NDL provides users with two APIs related to screen drawing:

// Opens a canvas of size (*w) X (*h)
// If both *w and *h are 0, then the entire system screen is used as the canvas, and *w and *h are set to the size of the system screen
void NDL_OpenCanvas(int *w, int *h);

// Draws a rectangle image of size `w*h` at the canvas coordinates `(x, y)`, and synchronizes the drawn area to the screen
// The image pixels are stored in `pixels` in a row-major order, each pixel described by a 32-bit integer in `00RRGGBB` format
void NDL_DrawRect(uint32_t *pixels, int x, int y, int w, int h);

Here, "canvas" is a concept oriented towards the program, and the coordinates for drawing in the program are set relative to the canvas, thus the program does not need to worry about the size of the system screen or where on the system screen the image needs to be drawn. NDL can decide where to "paste" the canvas based on the size of the system screen and the size of the canvas, for example, pasting it in the top left corner or centering it, thus writing the content of the canvas to the correct position in the frame buffer.

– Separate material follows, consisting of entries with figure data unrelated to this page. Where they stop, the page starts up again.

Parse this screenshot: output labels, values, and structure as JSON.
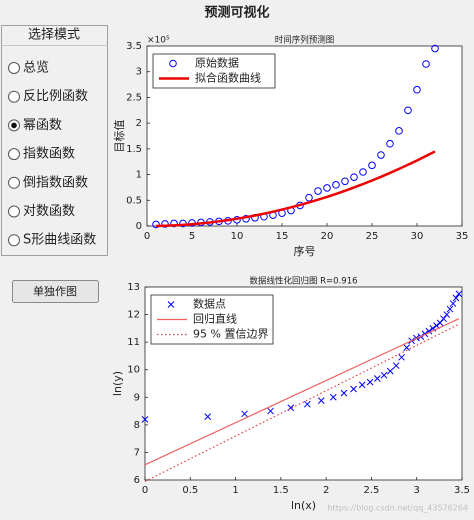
{
  "window": {
    "title": "预测可视化"
  },
  "panel": {
    "title": "选择模式",
    "options": [
      "总览",
      "反比例函数",
      "幂函数",
      "指数函数",
      "倒指数函数",
      "对数函数",
      "S形曲线函数"
    ],
    "selected": 2
  },
  "button": {
    "label": "单独作图"
  },
  "watermark": "https://blog.csdn.net/qq_43576264",
  "chart_data": [
    {
      "type": "line",
      "title": "时间序列预测图",
      "xlabel": "序号",
      "ylabel": "目标值",
      "y_exponent": "×10⁵",
      "x": [
        1,
        2,
        3,
        4,
        5,
        6,
        7,
        8,
        9,
        10,
        11,
        12,
        13,
        14,
        15,
        16,
        17,
        18,
        19,
        20,
        21,
        22,
        23,
        24,
        25,
        26,
        27,
        28,
        29,
        30,
        31,
        32
      ],
      "xlim": [
        0,
        35
      ],
      "xticks": [
        0,
        5,
        10,
        15,
        20,
        25,
        30,
        35
      ],
      "ylim": [
        0,
        3.5
      ],
      "yticks": [
        0,
        0.5,
        1,
        1.5,
        2,
        2.5,
        3,
        3.5
      ],
      "legend": "upper left",
      "series": [
        {
          "name": "原始数据",
          "color": "#0000ff",
          "style": "markers",
          "marker": "circle",
          "values": [
            0.03,
            0.04,
            0.05,
            0.05,
            0.06,
            0.07,
            0.08,
            0.09,
            0.1,
            0.12,
            0.14,
            0.16,
            0.18,
            0.21,
            0.25,
            0.3,
            0.4,
            0.55,
            0.68,
            0.74,
            0.8,
            0.87,
            0.95,
            1.05,
            1.18,
            1.38,
            1.6,
            1.85,
            2.25,
            2.65,
            3.15,
            3.45
          ]
        },
        {
          "name": "拟合函数曲线",
          "color": "#ee0000",
          "style": "line",
          "dash": "solid",
          "width": 2.5,
          "values": [
            0.001,
            0.006,
            0.013,
            0.023,
            0.035,
            0.051,
            0.069,
            0.091,
            0.115,
            0.142,
            0.171,
            0.204,
            0.239,
            0.278,
            0.319,
            0.363,
            0.409,
            0.459,
            0.511,
            0.566,
            0.624,
            0.685,
            0.749,
            0.816,
            0.885,
            0.957,
            1.032,
            1.11,
            1.191,
            1.274,
            1.361,
            1.45
          ]
        }
      ]
    },
    {
      "type": "line",
      "title": "数据线性化回归图 R=0.916",
      "xlabel": "ln(x)",
      "ylabel": "ln(y)",
      "xlim": [
        0,
        3.5
      ],
      "xticks": [
        0,
        0.5,
        1,
        1.5,
        2,
        2.5,
        3,
        3.5
      ],
      "ylim": [
        6,
        13
      ],
      "yticks": [
        6,
        7,
        8,
        9,
        10,
        11,
        12,
        13
      ],
      "legend": "upper left",
      "series": [
        {
          "name": "数据点",
          "color": "#0000ff",
          "style": "markers",
          "marker": "x",
          "x": [
            0,
            0.693,
            1.099,
            1.386,
            1.609,
            1.792,
            1.946,
            2.079,
            2.197,
            2.303,
            2.398,
            2.485,
            2.565,
            2.639,
            2.708,
            2.773,
            2.833,
            2.89,
            2.944,
            2.996,
            3.045,
            3.091,
            3.135,
            3.178,
            3.219,
            3.258,
            3.296,
            3.332,
            3.367,
            3.401,
            3.434,
            3.466
          ],
          "values": [
            8.2,
            8.3,
            8.4,
            8.5,
            8.62,
            8.75,
            8.88,
            9.0,
            9.15,
            9.3,
            9.45,
            9.55,
            9.68,
            9.8,
            9.95,
            10.15,
            10.45,
            10.8,
            11.05,
            11.15,
            11.2,
            11.3,
            11.4,
            11.5,
            11.6,
            11.7,
            11.85,
            12.0,
            12.2,
            12.4,
            12.6,
            12.75
          ]
        },
        {
          "name": "回归直线",
          "color": "#f06060",
          "style": "line",
          "dash": "solid",
          "width": 1.2,
          "x": [
            0,
            3.466
          ],
          "values": [
            6.55,
            11.85
          ]
        },
        {
          "name": "95 % 置信边界",
          "color": "#e04040",
          "style": "line",
          "dash": "dotted",
          "width": 1.2,
          "x": [
            0,
            3.466
          ],
          "values": [
            5.95,
            11.65
          ]
        }
      ]
    }
  ]
}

The functionality of NDL_DrawRect() is very similar to the drawing interface introduced in PA2. However, to implement it, NDL also needs to know the size of the screen. Nanos-lite and Navy agree that the information about the screen size is obtained through the /proc/dispinfo file, which needs to support read operations. The format of this file's content is specified in navy-apps/README.md, which you need to read. As for the specific screen size, you need to obtain it through the corresponding API of IOE.

Retrieve screen size in NDL

  • Implement dispinfo_read() (defined in nanos-lite/src/device.c), write the file's len bytes into buf (we assume this file does not support lseek, so offset can be ignored).
  • Read the content of this file in NDL, parse the screen size from it, and then implement the functionality of NDL_OpenCanvas(). Currently, NDL_OpenCanvas() only needs to record the size of the canvas, of course, we require that the canvas size does not exceed the screen size.

Run Nanos-lite with navy-apps/tests/bmp-test, since the drawing functionality is not yet implemented, you cannot output image content, but you can first use printf() to output the parsed screen size.

Abstract VGA video memory as a file

  • Initialize the size of /dev/fb in the file record table in init_fs() (defined in nanos-lite/src/fs.c).
  • Implement fb_write() (defined in nanos-lite/src/device.c), to write len bytes from buf to the screen at offset. You need to calculate the screen coordinates from offset first, then call IOE to perform the drawing. Additionally, we agree that after each drawing, the content in the frame buffer is always immediately synchronized to the screen.
  • Implement NDL_DrawRect() in NDL, by writing pixel information to the correct position in /dev/fb to draw the image. You need to clearly understand the positional relationship between the system screen (i.e., frame buffer), the canvas opened by NDL_OpenCanvas(), and the drawing area indicated by NDL_DrawRect().

Run Nanos-lite with navy-apps/tests/bmp-test, if implemented correctly, you will see the Project-N logo displayed on the screen.

Implement a centered canvas

Based on the size of the screen and the canvas, you can have NDL draw the image in the center of the screen, thus achieving a better visual effect.